M. Ciappara : Je vais d’abord devoir vérifier l’exactitude de ce que le sénateur Deacon affirme, à savoir une augmentation de 50 points de base. Vous avez mentionné l’introduction de trois nouvelles taxes par le gouvernement fédéral; il s’agit plus précisément du dividende pour la relance au Canada, le DRC. En fait, le DRC a pour conséquence de réduire la capacité des institutions financières à fournir des capitaux à leurs clients dans le cadre de prêts hypothécaires et d’autres types de prêts. Cela n’améliore certainement pas la taille des prêts ni la valeur des taux.

La sénatrice Marshall : Le gouvernement fédéral vous a-t-il consultés au sujet des hausses de taxes qu’il a décrétées? Ces hausses de taxes ont toujours été un point sensible pour moi. Non pas que j’éprouve beaucoup de sympathie envers les banques, mais la décision du gouvernement me paraît injuste. Avez-vous été consultés à ce sujet, ou avez-vous plutôt été mis devant le fait accompli lors de la présentation du budget?

M. Ciappara : Nous avons pris connaissance de ces hausses de taxes lors de la présentation du budget, en effet.

La sénatrice Marshall : J’ai une question très pointue pour vous.
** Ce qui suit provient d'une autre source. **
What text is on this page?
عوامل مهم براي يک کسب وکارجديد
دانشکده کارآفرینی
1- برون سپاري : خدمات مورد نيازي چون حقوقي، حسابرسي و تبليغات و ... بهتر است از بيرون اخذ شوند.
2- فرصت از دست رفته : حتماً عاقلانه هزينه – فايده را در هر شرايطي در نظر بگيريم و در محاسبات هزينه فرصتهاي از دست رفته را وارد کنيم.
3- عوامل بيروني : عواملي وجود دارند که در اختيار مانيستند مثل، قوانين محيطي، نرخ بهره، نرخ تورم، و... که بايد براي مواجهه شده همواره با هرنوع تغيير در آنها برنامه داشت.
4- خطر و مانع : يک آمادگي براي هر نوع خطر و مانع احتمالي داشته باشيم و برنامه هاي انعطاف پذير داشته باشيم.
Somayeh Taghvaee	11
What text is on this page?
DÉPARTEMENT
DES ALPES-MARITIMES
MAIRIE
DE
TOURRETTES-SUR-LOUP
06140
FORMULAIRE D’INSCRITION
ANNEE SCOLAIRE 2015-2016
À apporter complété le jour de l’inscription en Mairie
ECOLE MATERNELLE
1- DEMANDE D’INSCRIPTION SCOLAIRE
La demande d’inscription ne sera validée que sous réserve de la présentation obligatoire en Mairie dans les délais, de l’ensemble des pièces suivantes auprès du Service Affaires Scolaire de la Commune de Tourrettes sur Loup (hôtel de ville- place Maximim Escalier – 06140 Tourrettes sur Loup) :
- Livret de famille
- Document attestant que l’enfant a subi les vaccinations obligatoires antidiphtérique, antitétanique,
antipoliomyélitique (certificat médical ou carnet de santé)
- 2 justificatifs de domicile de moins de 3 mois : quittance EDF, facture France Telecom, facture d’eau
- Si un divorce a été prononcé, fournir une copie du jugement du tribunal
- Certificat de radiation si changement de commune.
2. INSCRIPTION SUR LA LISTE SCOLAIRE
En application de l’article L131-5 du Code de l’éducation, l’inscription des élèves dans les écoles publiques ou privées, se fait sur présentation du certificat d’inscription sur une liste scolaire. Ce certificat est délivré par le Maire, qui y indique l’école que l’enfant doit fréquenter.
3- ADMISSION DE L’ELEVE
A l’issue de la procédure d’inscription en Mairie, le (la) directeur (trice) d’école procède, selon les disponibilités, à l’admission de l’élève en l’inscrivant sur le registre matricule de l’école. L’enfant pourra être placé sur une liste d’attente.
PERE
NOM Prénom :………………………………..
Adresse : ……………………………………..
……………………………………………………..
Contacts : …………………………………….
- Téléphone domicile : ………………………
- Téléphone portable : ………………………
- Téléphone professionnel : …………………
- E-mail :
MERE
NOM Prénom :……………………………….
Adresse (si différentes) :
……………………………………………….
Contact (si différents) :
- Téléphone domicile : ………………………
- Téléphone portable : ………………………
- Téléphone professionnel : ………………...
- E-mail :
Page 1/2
Le gouvernement fédéral a mis en place tout un éventail de programmes de logements, mais il me semble que la crise du logement est due au fait que le gouvernement ne cesse d’apporter des solutions à des problèmes qu’il a lui-même créés. Cela revient à appliquer un pansement sur un autre pansement, c’est une roue qui tourne sans fin.

L’efficacité de ces programmes gouvernementaux n’est jamais évaluée. Peut-on prendre un pas de recul et examiner les résultats concrets de tous ces programmes? C’est sans doute une question à laquelle pourrait répondre le ministre du Logement en personne, mais je suis curieuse d’entendre votre avis.

M. Ciappara : En effet, il s’agit probablement d’une bonne question pour le ministre du Logement, ou pour la vérificatrice générale. Je crois d’ailleurs que certains de ces programmes ont déjà fait l’objet d’une évaluation il y a un an ou deux. L’objectif général de ces programmes est d’augmenter l’offre de logements au pays, et je pense qu’il est bien respecté.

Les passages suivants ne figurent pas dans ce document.